Alex Rodriguez, Barry Bonds and Mark McGwire and the respective allegations against them have at least temporarily taken a hiatus from the front pages of the nation’s newspapers. They’ve been replaced by the resignation of Jim Bowden as he’s investigated for any role he may have played in the skimming of Latin American players’ signing bonuses.

Bowden reportedly denies any wrongdoing and he claims his resignation is due to the distraction caused by media scrutiny of the investigation.

Fair enough.

But this can’t be the type of headline Major League Baseball officials had hoped would replace steroid talk at this time of year.

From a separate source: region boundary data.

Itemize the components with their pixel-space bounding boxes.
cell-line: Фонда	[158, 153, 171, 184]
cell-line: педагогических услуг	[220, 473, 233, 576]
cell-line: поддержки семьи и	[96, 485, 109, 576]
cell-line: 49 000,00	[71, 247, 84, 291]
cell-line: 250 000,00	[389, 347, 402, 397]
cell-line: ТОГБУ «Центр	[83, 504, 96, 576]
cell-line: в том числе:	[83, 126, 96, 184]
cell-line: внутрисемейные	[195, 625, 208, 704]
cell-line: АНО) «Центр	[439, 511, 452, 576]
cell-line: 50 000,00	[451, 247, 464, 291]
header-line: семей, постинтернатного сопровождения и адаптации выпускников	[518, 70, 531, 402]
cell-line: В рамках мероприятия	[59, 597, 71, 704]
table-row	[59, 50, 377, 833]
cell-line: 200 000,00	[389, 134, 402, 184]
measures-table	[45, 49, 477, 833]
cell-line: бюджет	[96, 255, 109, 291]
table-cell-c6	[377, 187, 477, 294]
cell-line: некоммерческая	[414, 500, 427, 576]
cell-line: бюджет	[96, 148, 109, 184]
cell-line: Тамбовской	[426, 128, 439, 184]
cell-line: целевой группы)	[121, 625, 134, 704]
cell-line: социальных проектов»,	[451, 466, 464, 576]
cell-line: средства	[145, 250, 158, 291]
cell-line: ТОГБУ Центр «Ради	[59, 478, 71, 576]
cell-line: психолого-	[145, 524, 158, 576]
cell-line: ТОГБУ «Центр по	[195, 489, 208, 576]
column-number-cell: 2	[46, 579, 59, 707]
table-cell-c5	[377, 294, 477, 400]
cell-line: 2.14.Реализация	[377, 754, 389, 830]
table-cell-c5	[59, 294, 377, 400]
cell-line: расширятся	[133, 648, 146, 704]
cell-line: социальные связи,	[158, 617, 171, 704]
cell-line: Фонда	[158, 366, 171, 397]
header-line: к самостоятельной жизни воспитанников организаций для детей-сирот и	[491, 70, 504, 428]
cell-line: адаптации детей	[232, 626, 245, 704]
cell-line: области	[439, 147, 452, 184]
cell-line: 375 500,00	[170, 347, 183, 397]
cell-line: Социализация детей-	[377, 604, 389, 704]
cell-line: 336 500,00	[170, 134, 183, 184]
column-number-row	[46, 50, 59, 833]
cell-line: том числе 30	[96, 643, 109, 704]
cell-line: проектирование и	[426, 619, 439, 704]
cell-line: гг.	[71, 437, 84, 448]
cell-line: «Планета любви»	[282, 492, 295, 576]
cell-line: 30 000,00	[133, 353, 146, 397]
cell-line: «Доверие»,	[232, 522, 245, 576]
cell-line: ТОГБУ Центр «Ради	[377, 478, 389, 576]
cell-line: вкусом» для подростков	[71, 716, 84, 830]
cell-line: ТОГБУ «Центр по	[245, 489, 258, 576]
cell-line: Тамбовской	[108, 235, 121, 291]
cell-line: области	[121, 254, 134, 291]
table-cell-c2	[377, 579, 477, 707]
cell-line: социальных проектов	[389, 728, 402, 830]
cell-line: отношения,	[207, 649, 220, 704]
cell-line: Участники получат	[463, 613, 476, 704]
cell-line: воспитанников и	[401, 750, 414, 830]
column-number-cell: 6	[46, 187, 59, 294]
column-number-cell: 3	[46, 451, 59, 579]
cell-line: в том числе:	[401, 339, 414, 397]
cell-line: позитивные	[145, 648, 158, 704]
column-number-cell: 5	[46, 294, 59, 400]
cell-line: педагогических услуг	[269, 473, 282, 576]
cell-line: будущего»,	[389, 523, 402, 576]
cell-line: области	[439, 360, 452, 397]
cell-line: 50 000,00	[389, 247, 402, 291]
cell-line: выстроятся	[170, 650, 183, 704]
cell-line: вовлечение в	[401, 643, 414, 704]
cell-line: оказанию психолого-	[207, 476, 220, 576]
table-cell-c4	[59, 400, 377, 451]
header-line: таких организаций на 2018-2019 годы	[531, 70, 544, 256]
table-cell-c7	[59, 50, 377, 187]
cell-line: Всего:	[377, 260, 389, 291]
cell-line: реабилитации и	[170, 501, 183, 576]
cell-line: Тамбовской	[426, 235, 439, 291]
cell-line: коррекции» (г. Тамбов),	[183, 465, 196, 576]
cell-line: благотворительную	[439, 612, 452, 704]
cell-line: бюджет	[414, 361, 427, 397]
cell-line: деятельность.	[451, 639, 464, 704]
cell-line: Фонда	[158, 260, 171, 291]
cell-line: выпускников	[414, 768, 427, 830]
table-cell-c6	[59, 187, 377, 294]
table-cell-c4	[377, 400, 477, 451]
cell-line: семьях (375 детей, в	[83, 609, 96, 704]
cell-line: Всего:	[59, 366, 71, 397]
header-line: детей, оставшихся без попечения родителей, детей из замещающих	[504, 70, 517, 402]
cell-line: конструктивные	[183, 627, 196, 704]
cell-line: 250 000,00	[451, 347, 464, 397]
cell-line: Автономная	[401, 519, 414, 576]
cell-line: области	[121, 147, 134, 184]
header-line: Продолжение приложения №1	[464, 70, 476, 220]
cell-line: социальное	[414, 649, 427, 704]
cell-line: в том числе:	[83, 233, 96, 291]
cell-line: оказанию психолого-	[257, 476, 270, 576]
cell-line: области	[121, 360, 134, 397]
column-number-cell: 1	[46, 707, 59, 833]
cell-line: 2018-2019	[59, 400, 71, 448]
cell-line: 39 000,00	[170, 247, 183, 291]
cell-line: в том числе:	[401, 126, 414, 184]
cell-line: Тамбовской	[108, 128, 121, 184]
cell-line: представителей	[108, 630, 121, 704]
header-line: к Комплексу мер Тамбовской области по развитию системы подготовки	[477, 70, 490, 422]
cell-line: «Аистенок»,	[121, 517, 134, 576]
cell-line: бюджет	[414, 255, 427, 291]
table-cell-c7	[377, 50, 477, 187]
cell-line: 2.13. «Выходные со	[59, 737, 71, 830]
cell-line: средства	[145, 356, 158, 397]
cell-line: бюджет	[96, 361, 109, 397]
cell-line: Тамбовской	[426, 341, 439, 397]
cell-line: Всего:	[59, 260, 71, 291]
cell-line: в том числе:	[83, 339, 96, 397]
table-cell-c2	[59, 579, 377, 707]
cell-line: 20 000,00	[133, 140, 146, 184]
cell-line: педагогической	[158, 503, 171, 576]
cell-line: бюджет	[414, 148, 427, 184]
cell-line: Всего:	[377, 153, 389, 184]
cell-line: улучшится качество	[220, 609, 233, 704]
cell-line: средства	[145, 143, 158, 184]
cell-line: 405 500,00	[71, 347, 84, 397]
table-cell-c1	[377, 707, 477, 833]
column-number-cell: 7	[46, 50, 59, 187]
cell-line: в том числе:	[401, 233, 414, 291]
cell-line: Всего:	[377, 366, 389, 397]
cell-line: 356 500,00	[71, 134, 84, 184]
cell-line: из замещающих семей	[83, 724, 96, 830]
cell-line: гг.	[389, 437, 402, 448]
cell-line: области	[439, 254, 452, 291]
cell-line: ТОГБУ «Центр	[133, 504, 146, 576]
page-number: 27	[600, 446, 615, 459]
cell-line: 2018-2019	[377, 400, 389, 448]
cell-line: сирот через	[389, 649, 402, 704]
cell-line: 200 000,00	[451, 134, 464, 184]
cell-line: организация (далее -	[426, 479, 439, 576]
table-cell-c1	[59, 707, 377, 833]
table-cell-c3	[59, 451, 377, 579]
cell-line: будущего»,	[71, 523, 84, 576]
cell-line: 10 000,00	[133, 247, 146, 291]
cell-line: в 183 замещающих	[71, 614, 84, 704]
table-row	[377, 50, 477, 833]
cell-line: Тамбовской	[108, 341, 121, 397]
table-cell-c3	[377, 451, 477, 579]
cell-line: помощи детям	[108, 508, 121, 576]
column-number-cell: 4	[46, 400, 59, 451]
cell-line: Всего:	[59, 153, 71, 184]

According to the Sporting News, Bowden met last year with FBI investigators looking into an alleged scam involving skimming signing bonuses from prospects form the Dominican Republic. Last year the Chicago White Sox actually fired David Wilder, then the team’s director of player personnel, and two other scouts in the team’s Latin American operation after a two-month investigation by Major League Baseball’s Department of Investitations, the Sporting News continues. The New York Yankees also fired two scouts.

This has become an issue, according to a fascinating story in New York’s Newsday today, because in the Dominican Republic, baseball is seen as a way out of poverty. “Busconis,” the story explains, are unofficial scouts or agents who finds players before they are old enough to sign with a Major League Baseball team, then works out an agreement with the player’s family to prepare him to sign in return for a portion of the signing bonus.

He gets the teenager tryouts, perhaps buys him food and equipment. But, according to Newsday, the players often don’t know how much they should be receiving – and the agents are taking as much as 50 percent or more of the bonus.

One major league scout told Newsday “there are only about two or three I know that are clean and there are a thousand there.”

“There are a lot of them that are slimy and under the table,” the person continues.

So, there. It looks like Commissioner Bud Selig might have a couple days of relief from dealing with the offshoots of the steroids scandal. Something tells me, however, that this isn’t what he had in mind.